To view, paste the following link into the Qiime2View webpage:

https://otagoedna.github.io/2019_11_28_edna_course/example_viz/fish_NB_taxonomy_barplot.qzv



Exporting Qiime files

For some downstream analyses, it is necessary to convert our qiime-formatted files into flat (plain text) files so they can be used in other programs. Most Qiime files can be converted with the simple qiime tools export command. We will convert the taxonomy of classification that we just made:

The export command needs to be first exported to a folder, so we will make one:

mkdir exports

Now, use qiime to export

qiime tools export \
  --input-path fish_OTUs_NB_taxonomy.qza \
  --output-path exports

This creates a file called taxonomy.tsv. We will rename that so there is no confusion:

mv exports/taxonomy.tsv fish_OTUs_NB_taxonomy.tsv


Try Taxonomy Assignment with VSEARCH (global alignment method)

We will now try a global alignment method to assign taxonomy. As with the machine learning classification, we will run this through a job script.

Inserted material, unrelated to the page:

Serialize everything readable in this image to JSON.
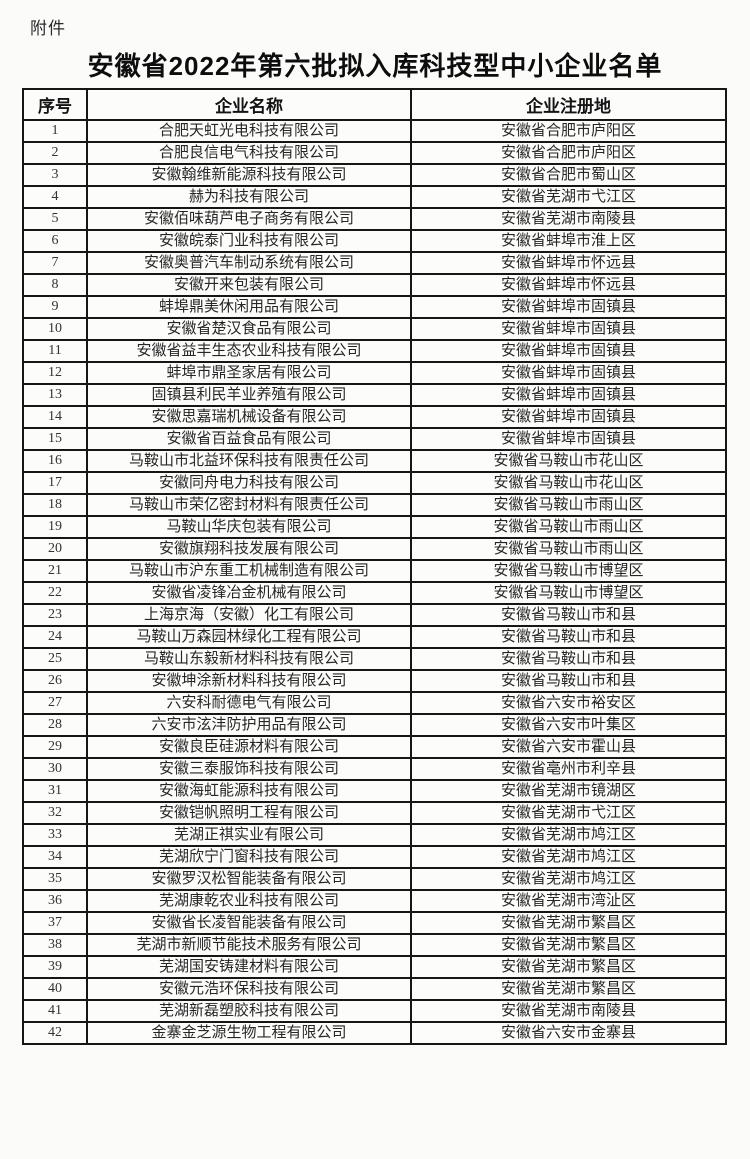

sbatch vsearch_classify_fish.sh

We have found that the default in Qiime2 for this approach can produce some unwanted results. Open the file in a text editor and we will go over how we have adjusted this.

The output of this script is: fish_OTUs_vsearch_taxonomy.qza

As with the Naive Bayes (machine learning) method, you can create visuals to view the results. There is an example of the vsearch result on the following link, which you can open in Qiime2View.

https://otagoedna.github.io/2019_11_28_edna_course/example_viz/fish_OTUs_vsearch_taxonomy_VIZ.qzv

We will now compare the differences in the two taxonomic assignments. (Better to have two Qiime2View windows opened for this.)

Here is a link to the vsearch bar plots file:

https://otagoedna.github.io/2019_11_28_edna_course/example_viz/fish_OTUs_vsearch_taxonomy_barplot.qzv


Collapse frequency table by taxonomy assignment

When we made the barplots, Qiime2 combines the information from the frequency and taxonomy tables (and sample metadata). For some downstream applications, you might want to collapse the OTU frequencies around their taxonomy assignments. We have a handy script that will do that. All you need is the original frequency table and the flat file version of the taxonomy assignments (exported from Qiime above).

../scripts/collapse_by_taxonomy.py \
  -f ../out/zotutab.txt \
  -t fish_OTUs_NB_taxonomy.tsv

The outputs from this script are taxonomy and frequency tables for which the OTUs have been collapsed around the taxon to which it was assigned.